Hallucinations that are experienced by the seriously distressed adolescent are actually repressed thoughts and feelings arrival outward, the unconscious into the conscious. Delusions are the adolescent transferring experiences from their past without having the awareness that it is past (Karon, 1996, pg. 36). The therapist can guide in interpreting the meaning of these hallucinations and delusions and once the adolescent is gradually approached with their basic meaning, these events can dissipate. Delusions are also connected with an exertion to find a systematic explanation of our world, to find meaning. A man who has experienced severe distress has lost this meaning and thus develops unusual ways of seeking to make sense of their experiences and the world nearby them (Karon, 1996, pg. 38).

The therapist can gradually call the adolescent's attention to inconsistencies but at the same time respect their vision. The results of a psychosocial arrival to those with severe emotional distress has been proven to be more productive than the current biopsychiatric methods as evidenced by a study by Loren Mosher, Md where he took schizophrenic adults who were on either very low doses or no medication, and offered them a 'safe place' with non pro staff residing with them and sharing in their daily experiences.
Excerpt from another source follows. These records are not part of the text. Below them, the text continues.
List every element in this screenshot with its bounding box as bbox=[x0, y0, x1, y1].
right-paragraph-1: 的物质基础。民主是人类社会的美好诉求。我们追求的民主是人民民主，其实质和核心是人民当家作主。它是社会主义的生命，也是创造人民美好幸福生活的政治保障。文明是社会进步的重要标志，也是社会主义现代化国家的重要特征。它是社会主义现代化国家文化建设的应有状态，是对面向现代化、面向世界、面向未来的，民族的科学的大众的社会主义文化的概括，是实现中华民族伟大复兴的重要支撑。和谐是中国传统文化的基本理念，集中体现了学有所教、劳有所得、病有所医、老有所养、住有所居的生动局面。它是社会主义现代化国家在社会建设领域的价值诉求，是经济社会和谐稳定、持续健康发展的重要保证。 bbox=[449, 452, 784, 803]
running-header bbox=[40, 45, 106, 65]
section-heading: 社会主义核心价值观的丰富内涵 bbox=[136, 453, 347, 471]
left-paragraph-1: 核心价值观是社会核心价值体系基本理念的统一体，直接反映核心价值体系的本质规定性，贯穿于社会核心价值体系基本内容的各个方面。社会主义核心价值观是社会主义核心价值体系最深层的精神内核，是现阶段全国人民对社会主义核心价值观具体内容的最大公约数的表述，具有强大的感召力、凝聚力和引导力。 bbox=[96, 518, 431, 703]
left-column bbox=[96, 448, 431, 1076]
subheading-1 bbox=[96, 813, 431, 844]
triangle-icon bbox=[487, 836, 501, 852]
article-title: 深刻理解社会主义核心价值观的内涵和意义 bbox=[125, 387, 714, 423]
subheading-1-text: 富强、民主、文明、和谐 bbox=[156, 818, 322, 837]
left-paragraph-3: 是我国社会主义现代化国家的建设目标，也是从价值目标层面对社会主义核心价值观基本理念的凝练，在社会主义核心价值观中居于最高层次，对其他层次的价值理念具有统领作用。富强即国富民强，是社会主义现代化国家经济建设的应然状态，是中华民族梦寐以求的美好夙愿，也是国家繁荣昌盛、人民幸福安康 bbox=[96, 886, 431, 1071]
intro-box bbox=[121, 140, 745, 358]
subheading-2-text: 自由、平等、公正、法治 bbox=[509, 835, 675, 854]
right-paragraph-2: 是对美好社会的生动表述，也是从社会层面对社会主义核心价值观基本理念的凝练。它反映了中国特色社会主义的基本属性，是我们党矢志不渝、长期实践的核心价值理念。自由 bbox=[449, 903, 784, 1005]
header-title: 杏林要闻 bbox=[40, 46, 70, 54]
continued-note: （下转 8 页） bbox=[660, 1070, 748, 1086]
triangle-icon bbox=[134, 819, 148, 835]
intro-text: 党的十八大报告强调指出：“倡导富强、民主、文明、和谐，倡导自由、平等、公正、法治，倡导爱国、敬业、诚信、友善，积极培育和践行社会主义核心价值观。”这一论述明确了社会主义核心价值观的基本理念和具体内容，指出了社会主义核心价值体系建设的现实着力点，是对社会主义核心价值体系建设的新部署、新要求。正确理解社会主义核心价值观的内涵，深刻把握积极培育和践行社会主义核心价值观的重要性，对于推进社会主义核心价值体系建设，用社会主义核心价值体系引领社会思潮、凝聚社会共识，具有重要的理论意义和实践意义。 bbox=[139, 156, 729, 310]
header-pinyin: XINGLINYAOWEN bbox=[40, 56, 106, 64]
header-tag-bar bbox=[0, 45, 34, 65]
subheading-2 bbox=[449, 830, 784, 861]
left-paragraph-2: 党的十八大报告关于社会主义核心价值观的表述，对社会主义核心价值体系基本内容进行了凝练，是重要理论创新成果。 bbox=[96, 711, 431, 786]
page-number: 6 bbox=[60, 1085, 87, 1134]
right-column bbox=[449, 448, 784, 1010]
A 2 year corollary up of these patients noted higher levels of success and advance than their counterparts who were subjected to neuroleptics and psychiatric hospitalization (Mosher, 1996, pg. 53) The model known as the Soteria scheme was based on law of growth, development, and learning. All facets of the distressed person's caress were treated by the staff as 'real' (Mosher, 1996, pg. 49)

Limits were set and mutual agreements made with the patients if they presented as a danger to themselves or others. Such a model could be adapted to use with adolescents, contribution them the need for compassion, empathy, and seeing that 'safe' place, restoring within themselves a feeling of worth and dignity, that will lead to their quality to address the issues of their distress and traverse towards recovery.